Het is met stifado precies zo als met bolognesesaus of met erwtensoep. Puristen weten heel zeker hoe het moet, zó en niet anders… Het merendeel van de kokende bevolking trekt zich daar evenwel weinig van aan. Het kan, wat hen betreft, alle kanten op met zo’n recept. Men gebruikt wat men in huis heeft.

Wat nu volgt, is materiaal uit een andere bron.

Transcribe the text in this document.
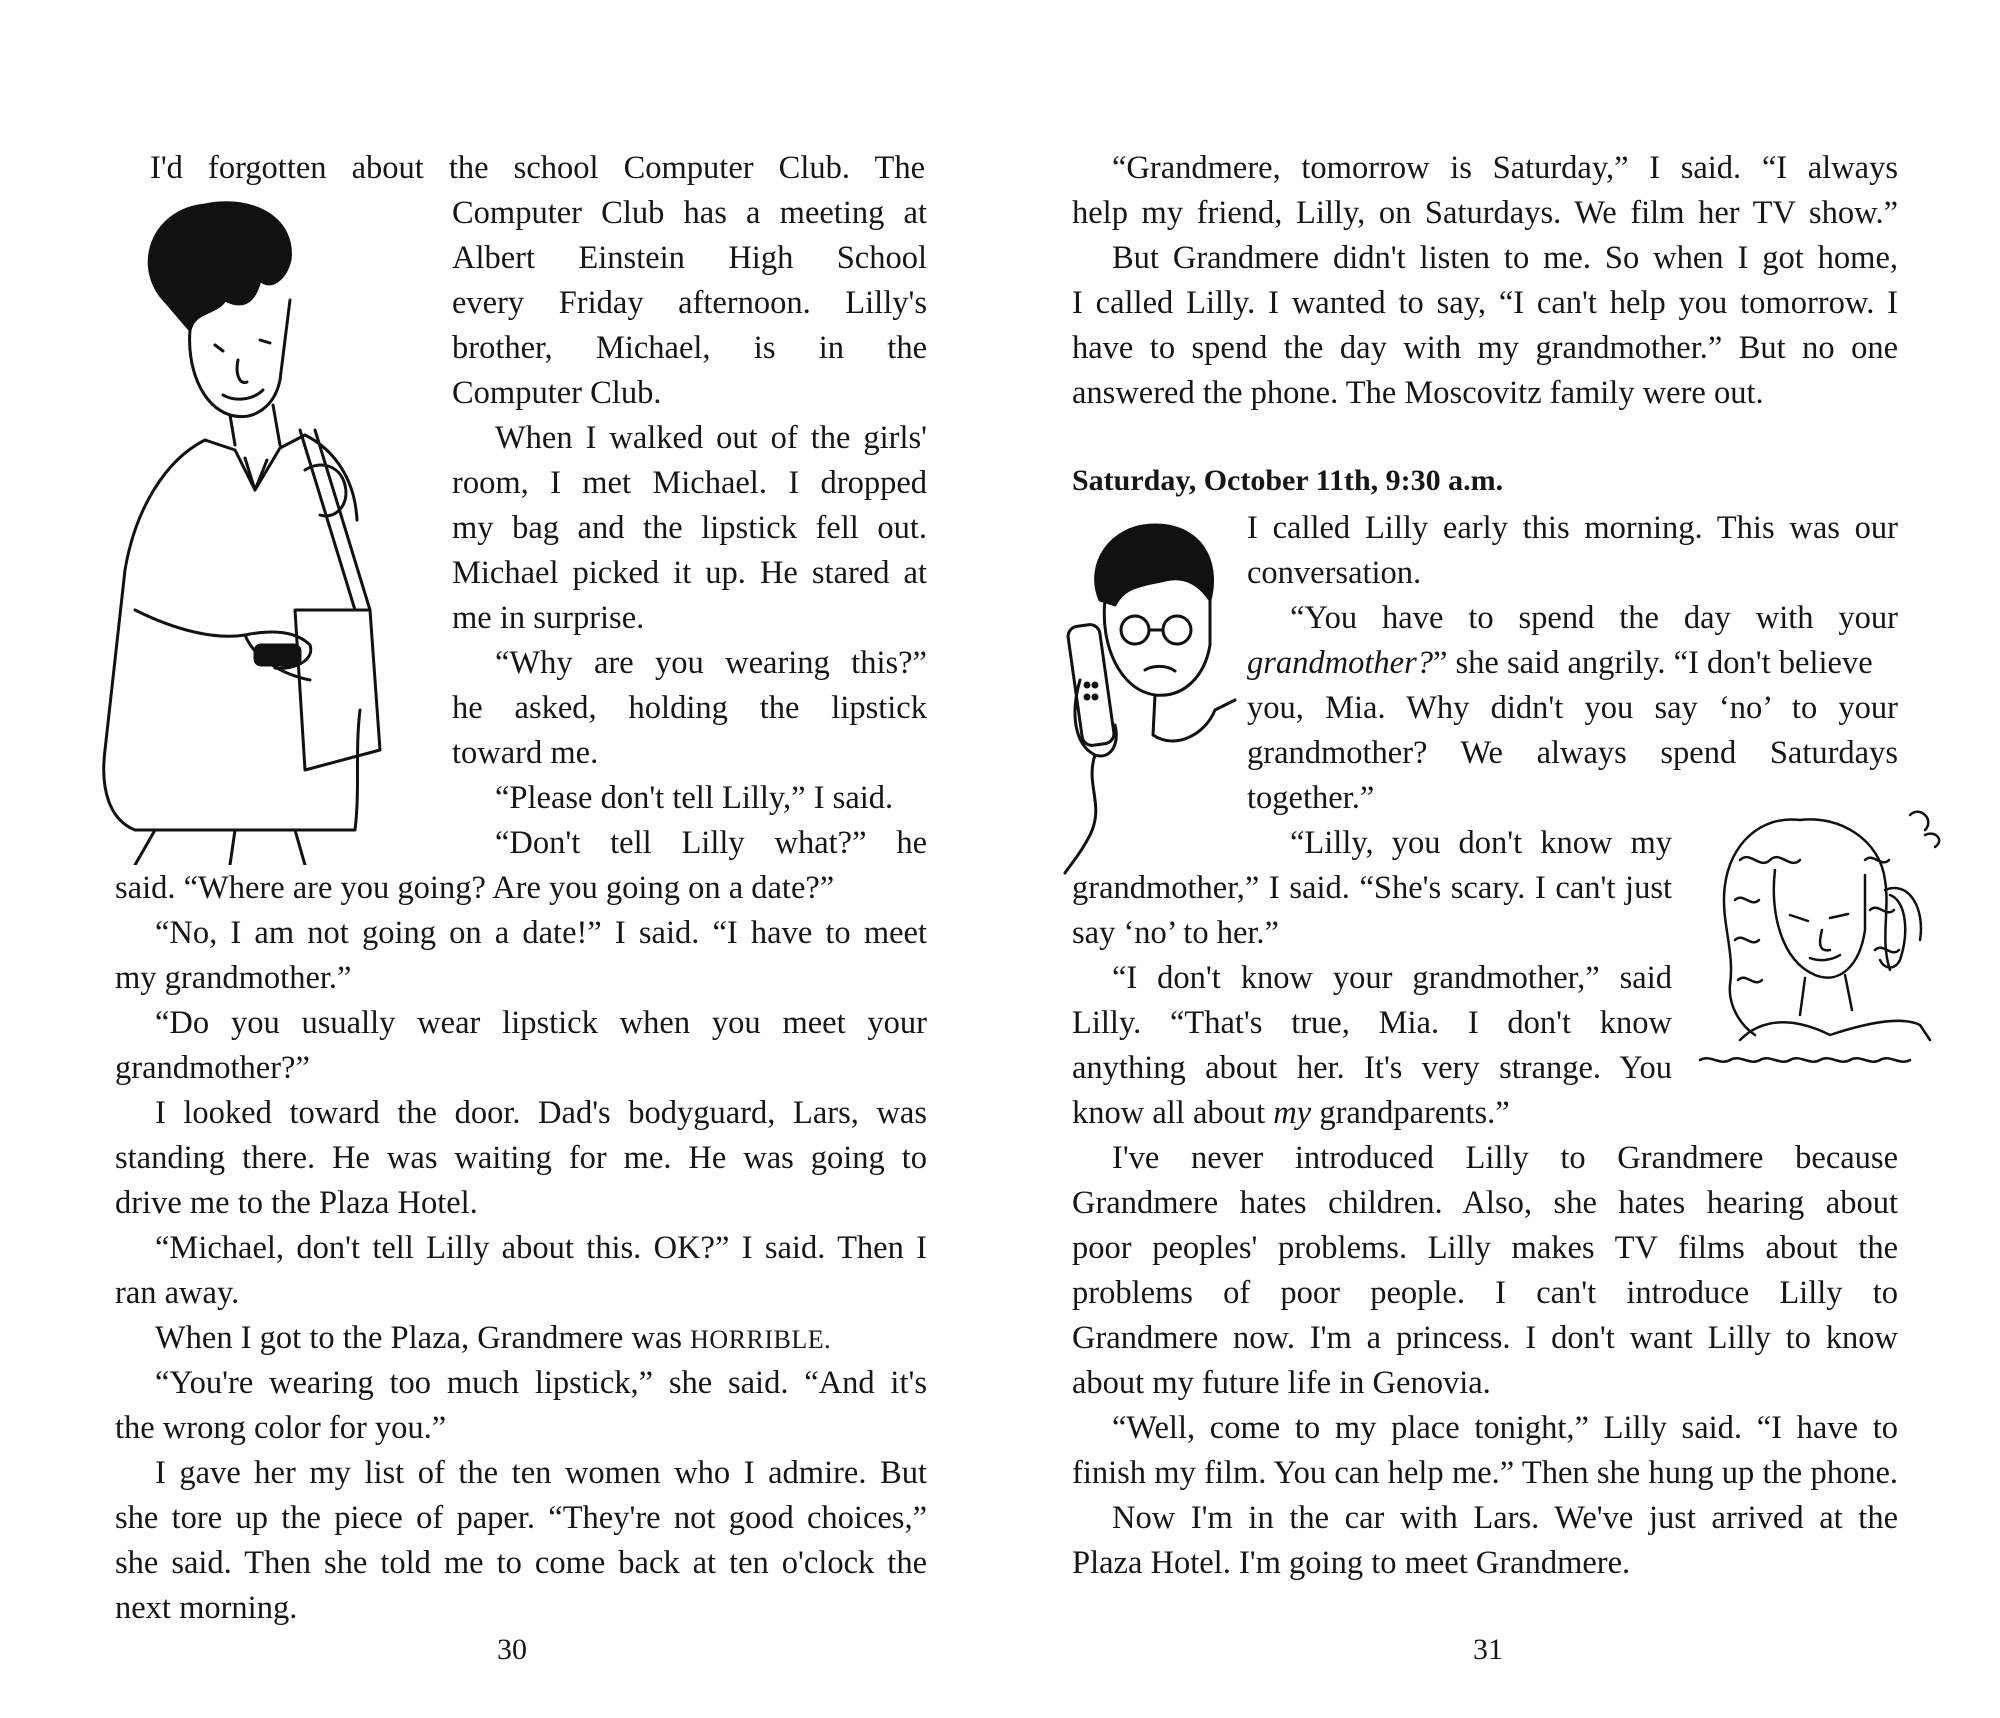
I'd forgotten about the school Computer Club. The
Computer Club has a meeting at
Albert Einstein High School
every Friday afternoon. Lilly's
brother, Michael, is in the
Computer Club.
When I walked out of the girls'
room, I met Michael. I dropped
my bag and the lipstick fell out.
Michael picked it up. He stared at
me in surprise.
“Why are you wearing this?”
he asked, holding the lipstick
toward me.
“Please don't tell Lilly,” I said.
“Don't tell Lilly what?” he
said. “Where are you going? Are you going on a date?”
“No, I am not going on a date!” I said. “I have to meet
my grandmother.”
“Do you usually wear lipstick when you meet your
grandmother?”
I looked toward the door. Dad's bodyguard, Lars, was
standing there. He was waiting for me. He was going to
drive me to the Plaza Hotel.
“Michael, don't tell Lilly about this. OK?” I said. Then I
ran away.
When I got to the Plaza, Grandmere was HORRIBLE.
“You're wearing too much lipstick,” she said. “And it's
the wrong color for you.”
I gave her my list of the ten women who I admire. But
she tore up the piece of paper. “They're not good choices,”
she said. Then she told me to come back at ten o'clock the
next morning.
30
“Grandmere, tomorrow is Saturday,” I said. “I always
help my friend, Lilly, on Saturdays. We film her TV show.”
But Grandmere didn't listen to me. So when I got home,
I called Lilly. I wanted to say, “I can't help you tomorrow. I
have to spend the day with my grandmother.” But no one
answered the phone. The Moscovitz family were out.
Saturday, October 11th, 9:30 a.m.
I called Lilly early this morning. This was our
conversation.
“You have to spend the day with your
grandmother?” she said angrily. “I don't believe
you, Mia. Why didn't you say ‘no’ to your
grandmother? We always spend Saturdays
together.”
“Lilly, you don't know my
grandmother,” I said. “She's scary. I can't just
say ‘no’ to her.”
“I don't know your grandmother,” said
Lilly. “That's true, Mia. I don't know
anything about her. It's very strange. You
know all about my grandparents.”
I've never introduced Lilly to Grandmere because
Grandmere hates children. Also, she hates hearing about
poor peoples' problems. Lilly makes TV films about the
problems of poor people. I can't introduce Lilly to
Grandmere now. I'm a princess. I don't want Lilly to know
about my future life in Genovia.
“Well, come to my place tonight,” Lilly said. “I have to
finish my film. You can help me.” Then she hung up the phone.
Now I'm in the car with Lars. We've just arrived at the
Plaza Hotel. I'm going to meet Grandmere.
31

Stifado is een Griekse stoofschotel, vaak uit de oven, maar dat hoeft niet per sé. Doorgaans wordt hij gemaakt van runderstoofvlees, maar kalf of lam kan ook. Er zijn varianten met inktvis, zowel pijlinktvisjes, alsook de grote octopus. Ik maakte een dergelijk gerecht wel eens met varkensvlees, ik durf het gerust stifado te noemen.

Onontbeerlijk aan stifado zijn de kleine uitjes (een soort van zilveruitjes), en Mavrodaphne, een zware, zoete likeurwijn. Ik had beiden niet in huis en moest de wijk nemen naar andere grondstoffen. Ik beschrijf het recept, zoals ik het maakte. Zou je het na willen koken, maar heb je nét weer andere spullen in huis, laat je niet tegen houden. Met een beetje nadenken en combineren kan het eenvoudigweg niet fout. Het recept is voor vier personen.

  • 50 gram boter,
  • 800 gram ribstuk van het rund,
  • 25 stuks hele kleine uitjes,
  • 2 tenen knoflook,
  • 1 blik tomatenblokjes,
  • 2 verse tomaatjes,
  • 1 groot glas stevige rode wijn,
  • 1 borreltje likeur (Bénédictine),
  • 2 laurierblaadjes,
  • 1/2 theelepel kaneel,
  • 1 theelepel mild paprikapoeder,
  • zout en peper.

Smelt de boter in een stoofpan en bak daarin het in dobbelstenen gesneden vlees aan alle kanten bruin. Doe er de uitjes en de gesnipperde knoflook bij en laat ze even mee fruiten. Dan de tomatenblokjes en de versneden verse tomaten. Breng het even aan de kook en voeg dan de wijn en likeur toe. Daarna de laurierblaadjes, de kaneel en het paprikapoeder. Een paar flinke draaien met de pepermolen en zout naar smaak. Roer het geheel goed om en laat het weer even aan de kook komen. Daarna kan de schotel op een laag vuurtje stoven. Ik reken op twee uur. Op het laatst liet ik de saus even op hoog vuur inkoken.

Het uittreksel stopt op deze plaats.